Jaringan Sabu Aceh-Sumut Ditangkap di Pidie

    BERBAGI
    BNNK Pidie berhsil menangkap tersangka bandar sabu jaringan Aceh-Sumut berinisial M, 26 tahun. Bersama tersangka BNNK Pidie juga berhasil menyita 1 Kg sabu. (Waspada/Muhammad Riza)

    Sigli (Waspada Aceh) – Badan Narkotika Nasional Kabupaten (BNNK) Pidie, Kamis (16/5/2019), berhasil menangkap satu tersangka narkotika jenis sabu jaringan Aceh-Sumut berinisial M, 26, warga Gampong Tuha Lala, Kecamatan Mila, Pidie.

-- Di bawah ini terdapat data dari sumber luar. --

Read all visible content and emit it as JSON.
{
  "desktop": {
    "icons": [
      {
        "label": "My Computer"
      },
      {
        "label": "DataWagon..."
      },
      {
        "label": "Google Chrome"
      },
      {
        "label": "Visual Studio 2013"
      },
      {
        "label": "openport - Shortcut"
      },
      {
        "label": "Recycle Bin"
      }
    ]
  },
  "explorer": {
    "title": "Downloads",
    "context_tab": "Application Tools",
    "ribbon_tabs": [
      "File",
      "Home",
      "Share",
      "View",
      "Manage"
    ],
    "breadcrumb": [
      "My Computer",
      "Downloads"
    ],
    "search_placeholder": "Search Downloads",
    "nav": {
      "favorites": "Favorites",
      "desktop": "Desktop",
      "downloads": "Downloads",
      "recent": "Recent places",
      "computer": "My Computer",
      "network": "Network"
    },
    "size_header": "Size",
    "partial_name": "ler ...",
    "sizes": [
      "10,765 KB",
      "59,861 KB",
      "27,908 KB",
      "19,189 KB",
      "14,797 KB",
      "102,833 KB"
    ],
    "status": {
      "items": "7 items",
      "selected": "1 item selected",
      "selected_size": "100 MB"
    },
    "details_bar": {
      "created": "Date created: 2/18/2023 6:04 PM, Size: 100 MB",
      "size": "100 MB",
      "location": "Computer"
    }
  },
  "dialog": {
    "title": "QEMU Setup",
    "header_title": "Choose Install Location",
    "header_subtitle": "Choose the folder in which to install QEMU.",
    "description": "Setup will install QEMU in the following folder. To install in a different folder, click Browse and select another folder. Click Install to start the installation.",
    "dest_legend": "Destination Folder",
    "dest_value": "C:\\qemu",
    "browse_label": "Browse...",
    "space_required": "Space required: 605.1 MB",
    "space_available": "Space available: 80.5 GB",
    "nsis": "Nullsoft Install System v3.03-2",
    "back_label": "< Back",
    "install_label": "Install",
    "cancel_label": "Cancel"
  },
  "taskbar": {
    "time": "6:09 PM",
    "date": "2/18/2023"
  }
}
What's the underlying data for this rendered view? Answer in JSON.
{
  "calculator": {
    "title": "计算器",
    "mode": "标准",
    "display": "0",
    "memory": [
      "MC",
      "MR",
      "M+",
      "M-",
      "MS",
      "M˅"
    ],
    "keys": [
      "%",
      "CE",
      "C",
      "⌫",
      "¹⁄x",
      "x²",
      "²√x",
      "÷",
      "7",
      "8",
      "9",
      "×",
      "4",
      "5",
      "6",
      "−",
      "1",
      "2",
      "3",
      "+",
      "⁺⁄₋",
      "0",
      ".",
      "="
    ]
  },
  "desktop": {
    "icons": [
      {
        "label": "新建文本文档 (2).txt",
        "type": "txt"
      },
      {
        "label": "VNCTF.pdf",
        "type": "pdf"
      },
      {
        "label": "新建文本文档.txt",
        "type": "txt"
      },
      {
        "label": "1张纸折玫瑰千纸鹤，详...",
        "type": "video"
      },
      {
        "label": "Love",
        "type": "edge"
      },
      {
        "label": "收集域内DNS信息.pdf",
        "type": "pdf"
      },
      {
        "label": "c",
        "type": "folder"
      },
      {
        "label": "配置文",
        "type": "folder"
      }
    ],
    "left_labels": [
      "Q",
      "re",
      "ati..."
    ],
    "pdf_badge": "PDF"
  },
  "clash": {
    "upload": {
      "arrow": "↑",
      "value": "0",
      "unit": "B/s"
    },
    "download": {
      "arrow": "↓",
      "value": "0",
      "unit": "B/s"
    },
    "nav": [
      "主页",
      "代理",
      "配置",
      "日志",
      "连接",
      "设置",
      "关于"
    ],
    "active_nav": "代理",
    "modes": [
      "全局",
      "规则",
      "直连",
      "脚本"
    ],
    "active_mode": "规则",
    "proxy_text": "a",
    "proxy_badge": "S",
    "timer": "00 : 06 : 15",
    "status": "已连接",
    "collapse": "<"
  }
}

    M ditangkap di kediaman rumah familinya di Gampong Tuha Lala, Kecamatan Mila, Kabupaten Pidie, sekira pukul 04:50 WIB. Bersama tersangka, petugas BNNK Pidie berhasil menyita sejumlah barang bukti (BB), diantaranya 1 Kg sabu, satu lembar uang Ringgit Malaysia pecahan RM. 50,19 dan uang pecahan Rp100.000, serta BB lainnya.

    “Selain itu kami juga mengamankan BB selembar kuitansi bukti pembelian ruko di Grong-grong,” ungkap Kepala BNN Kabupaten Pidie AKBP Werdha Susetyo, saat menggelar konferensi pers di Kantor BNN Kabupaten Pidie, Jumat (17/5/2019).

    AKBP Werdha menegaskan, tersangka M dijerat dengan Pasal 114 ayat (2) jo Pasal 132 ayat (1) dan atau Pasal 112 ayat (2) Undang-undang Nomor 35 tahun 2019 tentang Narkotika, dengan ancaman hukuman minimal seumur hidup dan maksimal hukuman mati.

    Menurut dia, penangkapan tersangka M ini berdasarkan informasi masyarakat yang sudah resah dan sangat terganggu dengan aktifitas bisnis narkoba yang dilakoni oleh M di kawasan itu.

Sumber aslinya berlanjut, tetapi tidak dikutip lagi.